January 31 2009 post. The most recent Cancer Compass newsletter (http://tinyurl.com/bnxwyy) gives us some good food combination ideas. For instance, if you are preparing a spinach salad, add a mandarin orange to it or, another suggestion (=mine), some lemon juice. The vitamin C contained in citrus fruit not only makes spinach taste better but also helps our bodies absorb the iron present in this vegetable and other leafy greens.
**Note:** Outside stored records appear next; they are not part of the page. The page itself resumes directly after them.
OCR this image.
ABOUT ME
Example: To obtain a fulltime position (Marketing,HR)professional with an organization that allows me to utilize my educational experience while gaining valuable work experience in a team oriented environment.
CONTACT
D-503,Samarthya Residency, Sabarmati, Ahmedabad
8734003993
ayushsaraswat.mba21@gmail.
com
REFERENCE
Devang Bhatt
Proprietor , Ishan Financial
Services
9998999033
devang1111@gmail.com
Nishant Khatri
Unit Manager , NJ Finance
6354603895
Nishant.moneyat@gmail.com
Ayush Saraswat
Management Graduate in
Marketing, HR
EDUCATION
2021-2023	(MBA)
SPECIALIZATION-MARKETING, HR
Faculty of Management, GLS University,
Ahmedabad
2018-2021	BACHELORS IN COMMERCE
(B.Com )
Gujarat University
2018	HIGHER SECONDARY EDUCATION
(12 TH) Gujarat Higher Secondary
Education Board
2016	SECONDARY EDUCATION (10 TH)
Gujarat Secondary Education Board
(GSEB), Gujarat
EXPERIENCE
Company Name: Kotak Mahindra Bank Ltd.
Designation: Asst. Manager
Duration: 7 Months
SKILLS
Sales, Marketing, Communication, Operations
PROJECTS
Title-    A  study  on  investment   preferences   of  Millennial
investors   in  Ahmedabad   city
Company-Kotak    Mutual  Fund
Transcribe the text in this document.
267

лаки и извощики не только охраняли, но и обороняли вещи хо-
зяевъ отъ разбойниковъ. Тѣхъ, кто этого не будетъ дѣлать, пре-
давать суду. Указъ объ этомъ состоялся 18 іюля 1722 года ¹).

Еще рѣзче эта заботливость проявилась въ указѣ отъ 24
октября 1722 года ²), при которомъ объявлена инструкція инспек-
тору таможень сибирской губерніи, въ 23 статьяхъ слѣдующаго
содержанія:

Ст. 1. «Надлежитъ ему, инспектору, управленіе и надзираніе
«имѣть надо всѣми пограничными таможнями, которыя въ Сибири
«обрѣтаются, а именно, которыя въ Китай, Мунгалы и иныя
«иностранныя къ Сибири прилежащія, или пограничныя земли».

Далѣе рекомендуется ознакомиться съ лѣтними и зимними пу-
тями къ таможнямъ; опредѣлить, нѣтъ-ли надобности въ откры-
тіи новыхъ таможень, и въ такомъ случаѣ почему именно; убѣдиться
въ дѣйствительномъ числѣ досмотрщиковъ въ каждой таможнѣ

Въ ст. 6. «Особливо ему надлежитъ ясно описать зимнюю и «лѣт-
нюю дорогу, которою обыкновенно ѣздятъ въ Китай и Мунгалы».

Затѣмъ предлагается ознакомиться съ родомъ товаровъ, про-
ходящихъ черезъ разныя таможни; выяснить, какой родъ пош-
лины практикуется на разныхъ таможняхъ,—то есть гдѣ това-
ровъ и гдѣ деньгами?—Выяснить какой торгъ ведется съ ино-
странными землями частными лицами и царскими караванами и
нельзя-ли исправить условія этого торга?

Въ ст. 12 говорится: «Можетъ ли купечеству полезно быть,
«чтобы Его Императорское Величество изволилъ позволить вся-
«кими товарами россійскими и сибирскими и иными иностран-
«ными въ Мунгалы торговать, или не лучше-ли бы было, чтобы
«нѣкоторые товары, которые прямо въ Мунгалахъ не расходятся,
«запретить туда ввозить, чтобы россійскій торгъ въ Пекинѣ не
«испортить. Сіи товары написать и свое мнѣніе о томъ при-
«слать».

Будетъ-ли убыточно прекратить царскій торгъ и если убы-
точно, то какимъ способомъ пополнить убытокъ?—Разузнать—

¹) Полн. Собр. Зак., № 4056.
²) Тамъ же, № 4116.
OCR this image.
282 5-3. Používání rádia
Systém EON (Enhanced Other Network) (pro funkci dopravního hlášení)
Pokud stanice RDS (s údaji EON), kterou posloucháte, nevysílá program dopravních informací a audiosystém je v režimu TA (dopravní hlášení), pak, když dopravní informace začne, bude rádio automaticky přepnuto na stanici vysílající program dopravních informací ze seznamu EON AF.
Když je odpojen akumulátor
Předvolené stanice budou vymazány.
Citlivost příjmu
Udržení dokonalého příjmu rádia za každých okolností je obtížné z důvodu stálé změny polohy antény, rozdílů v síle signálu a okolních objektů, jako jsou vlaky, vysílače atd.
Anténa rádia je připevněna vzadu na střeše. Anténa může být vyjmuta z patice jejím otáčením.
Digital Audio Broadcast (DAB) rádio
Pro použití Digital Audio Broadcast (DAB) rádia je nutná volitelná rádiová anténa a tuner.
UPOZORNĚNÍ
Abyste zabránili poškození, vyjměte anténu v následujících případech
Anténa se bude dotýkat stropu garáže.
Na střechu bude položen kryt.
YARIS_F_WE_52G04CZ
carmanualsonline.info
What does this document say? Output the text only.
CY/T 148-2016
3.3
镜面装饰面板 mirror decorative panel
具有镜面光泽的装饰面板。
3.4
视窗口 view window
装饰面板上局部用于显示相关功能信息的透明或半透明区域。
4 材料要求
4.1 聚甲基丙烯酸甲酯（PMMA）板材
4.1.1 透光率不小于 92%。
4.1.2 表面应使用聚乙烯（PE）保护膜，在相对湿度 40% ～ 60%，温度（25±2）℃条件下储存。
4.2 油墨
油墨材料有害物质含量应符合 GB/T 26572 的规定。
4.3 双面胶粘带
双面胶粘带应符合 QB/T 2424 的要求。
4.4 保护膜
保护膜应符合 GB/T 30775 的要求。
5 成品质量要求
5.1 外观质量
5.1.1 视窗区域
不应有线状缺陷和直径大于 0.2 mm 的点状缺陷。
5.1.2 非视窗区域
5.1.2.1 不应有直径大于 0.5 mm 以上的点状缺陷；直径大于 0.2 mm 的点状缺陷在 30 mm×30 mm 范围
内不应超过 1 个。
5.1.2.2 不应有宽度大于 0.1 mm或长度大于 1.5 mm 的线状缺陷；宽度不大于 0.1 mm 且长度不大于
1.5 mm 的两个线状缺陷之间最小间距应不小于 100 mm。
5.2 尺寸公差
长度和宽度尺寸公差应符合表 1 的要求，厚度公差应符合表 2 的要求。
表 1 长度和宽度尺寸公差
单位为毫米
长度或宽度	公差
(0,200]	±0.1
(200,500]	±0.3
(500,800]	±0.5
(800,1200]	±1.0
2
My note: an excellent way to eat spinach, the Italian way, is to steam it (lightly), then toss it in a separate pan with a bit of olive oil and chopped up garlic (or whole garlic, if you prefer). Stir it all up for a few minutes, then take it off the heat and add lemon juice. It’s an easy peasy tasty method that can be applied to any leafy vegetables–chicory and kale, for instance. Another suggestion: to absorb more of the iron contained in red meat, I always eat it with a green salad or steamed broccoli/spinach flavoured with olive oil and…lemon juice.
Spinach is in season now, and I have been buying it freshly picked at the local farmers’ cooperative. A bit of a drag to clean (best to let it soak for a while), but such a delightful food, and sooo good for us. I recently tried a new Indian recipe for lentil and spinach curry, adding more turmeric and ginger than the original recipe recommended, and it was so delicious that even my father-in-law, who eats only Italian food and is suspicious of anything remotely exotic, had three helpings.
Back to Cancer Compass (you can sign up for the free newsletter, btw). Another good food combination: broccoli and tomatoes. Too bad they aren’t really in season together. After reading Barbara Kingsolver’s new book (“Animal, Vegetable, Miracle”), I am sticking to local vegetables in season. At any rate, when we add, e.g., olive oil to tomatoes and other carotenoids, we are helping our bodies absorb their healthful nutrients.
Carotenoids, by the way, can be found in foods as diverse as carrots, apricots, sweet potatoes, spinach, kale, pink grapefruit, salmon, milk and egg yolks. Odd list, huh? Well, just have a look at the World’s Healthiest Foods excellent page on this topic: http://tinyurl.com/cqhzo3. Interesting WHF suggestion: cayenne pepper or hot chili pepper added to carotenoids also enhance nutrient absorption. Hmmm, not at all a bad idea!
The Cancer Compass article ends with more than a hint of disapproval toward fat-free salad dressings. I was very happy to read this part, since I have always thought that fat-free foods taste like cardboard. Years ago, in the U.S., I tried fat-free or 1 or 2% fat milk. Horrible, tasteless, might as well drink water (= better for you, too). Hence, in my opinion, it is better to eat less but have some…fat. Obviously, I refer to the “good” fats. Anyway, according to the article, the reason to use “fat” salad dressings is that olive oil, for instance, makes many healthful nutrients more bioavailable to us…nutrients such as lutein in the green peppers, the capsanthin in the red peppers, the lycopene in the tomatoes, even the limonene in the lemon. There you go. So…go ahead and enjoy a bit of fat!
I love the article’s final suggestion: The best way to spot synergy on your plate — and to ensure a nutritious meal — is to make sure it has a minimum of three colors and contains healthful fat (avocado, olive oil or nuts).